I offered her my hand and she took it with both of hers and squeezed. I made no move to enter. “I’d like to speak to her mother.”
Ms. Gates stood in the doorway looking baffled. “Felicia’s mama in Georgia,” she said after a time. “Felicia ain’t never said nothing ’bout that?”
I shook my head, heat rising to my face. “Well, let’s talk then,” I finally managed.
She grinned, turned, and beckoned for me to follow. “Ain’t never had no teacher come to my home. They never took no interest.”
The interior was clean but sparsely furnished. An off-white couch sat across from a television tray, and an easy chair with torn upholstery held a privileged spot in the corner. On the opposite side of the room, a boy of five or six stared at me wide-eyed, his face oddly elongated. Felicia glanced uneasily at Ms. Gates, then went and sat cross-legged beside the boy and kissed his swollen head. I had seen a number of children like him in the Delta. A sickle-cell child. Ms. Gates took to the easy chair with a sigh and motioned for me to sit on the couch.
“Mr. Copperman, Felicia don’t do nothing but talk, talk, talk about you. My teacher this, my teacher that. You must be doing some job over there,” she said, smiling. She was missing several teeth, and the rest were shot with fillings.
“Well, I guess so,” I said.
“So how’s my baby doing?” she said. I glanced at Felicia. She turned her head away when our eyes met. I looked around the room and saw plastic-framed pictures of Christ along the walls, limp, green curtains, and a yellowed plaster ceiling cracked with water damage. I cleared my throat.
“Felicia’s a very smart little girl,” I said. “She does fine work. Brilliant work, even.” I heard Felicia let out her breath. Ms. Gates beamed.
“I’m so glad. Felicia always say she doing well but I never know. I’ll have to tell Dede, her mother. Felicia don’t see Dede much, but the girl loves her mama, always wants her mama to know how well she doing.”
“Yes, Ma’am.”
Ms. Gates let out her breath. “I was sure you was gone tell me Felicia cutting up again. I get tired, but that’s cause it ain’t easy taking care of these babies.”
“I’m sure it’s a lot of work.” I glanced at Felicia. She was watching me intently, her face unreadable. “But I’m sure it’s what’s right to do, ma’am.”

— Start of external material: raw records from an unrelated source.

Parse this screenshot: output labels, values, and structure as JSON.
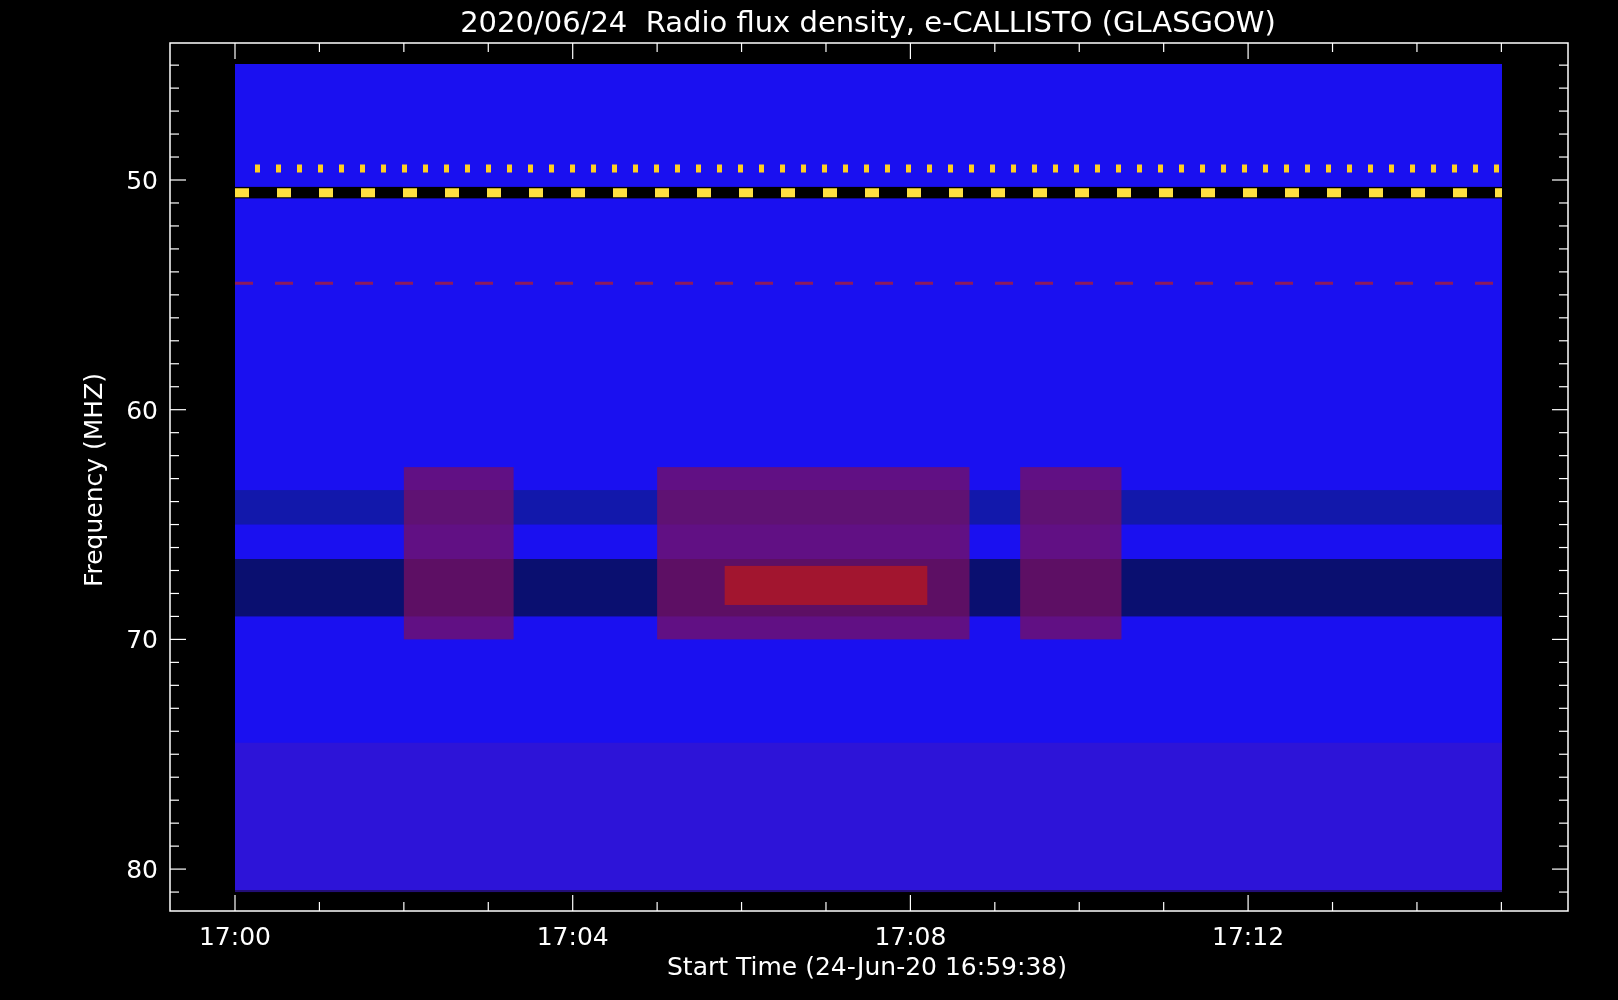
{
  "title": "2020/06/24  Radio flux density, e-CALLISTO (GLASGOW)",
  "y_axis": {
    "label": "Frequency (MHZ)",
    "ticks": [
      "50",
      "60",
      "70",
      "80"
    ]
  },
  "x_axis": {
    "label": "Start Time (24-Jun-20 16:59:38)",
    "ticks": [
      "17:00",
      "17:04",
      "17:08",
      "17:12"
    ]
  }
}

“What’s right before God, Mr. Copper-man.” She shook her head. “You go to church much? You know that church there off Main, Living Faith?”
“Yes ma’am, I know. I’m kind of between churches just now.”
“Well, Felicia sings just fine, she does,” she said, smiling. “In the choir there. You should come hear her some Sunday.”
I met Felicia’s eye and winked. She looked at me with a strange intensity.
“I will when I can, ma’am. I do bet Felicia sings just beautifully.”
♦◊♦
From then on, Felicia’s behavior was different. The change in Felicia wasn’t a shift in character—she could be as vicious as ever, and she still searched for the madcap and naughty angle, the means to assert her dominance. It was more that she turned all the force of her personality to pleasing—me. Something had happened when I sang her undeserved praises to her grandmother, or rather, kept her sins to myself out of guilt: A bond had been formed, its binding lines strong. She’d glance to me as she went into her usual aggression, an insult on her tongue—and bite it back. I reinforced this behavior with constant praise: “That’s great,” or “Excellent,” or “Thank you, sweetheart,” sending her to greater effort still, her face alight. She grew used to thinking before she spoke, to speaking softer, gaining a new habit of gentleness from the thirst for praise. She sat straight in her chair each day, working furiously; she was far more advanced than the rest of the class, and so I tailored her assignments, working algebra with her and having her write on topics she cared about. I wanted to understand her life out of school, at her grandmother’s apartment and beyond. What was it to walk those dirt roads, to linger at the edges of those chain-link fences? What was the feel of the back alley and grassy lot, the purposeless search for something bright in the coming dusk?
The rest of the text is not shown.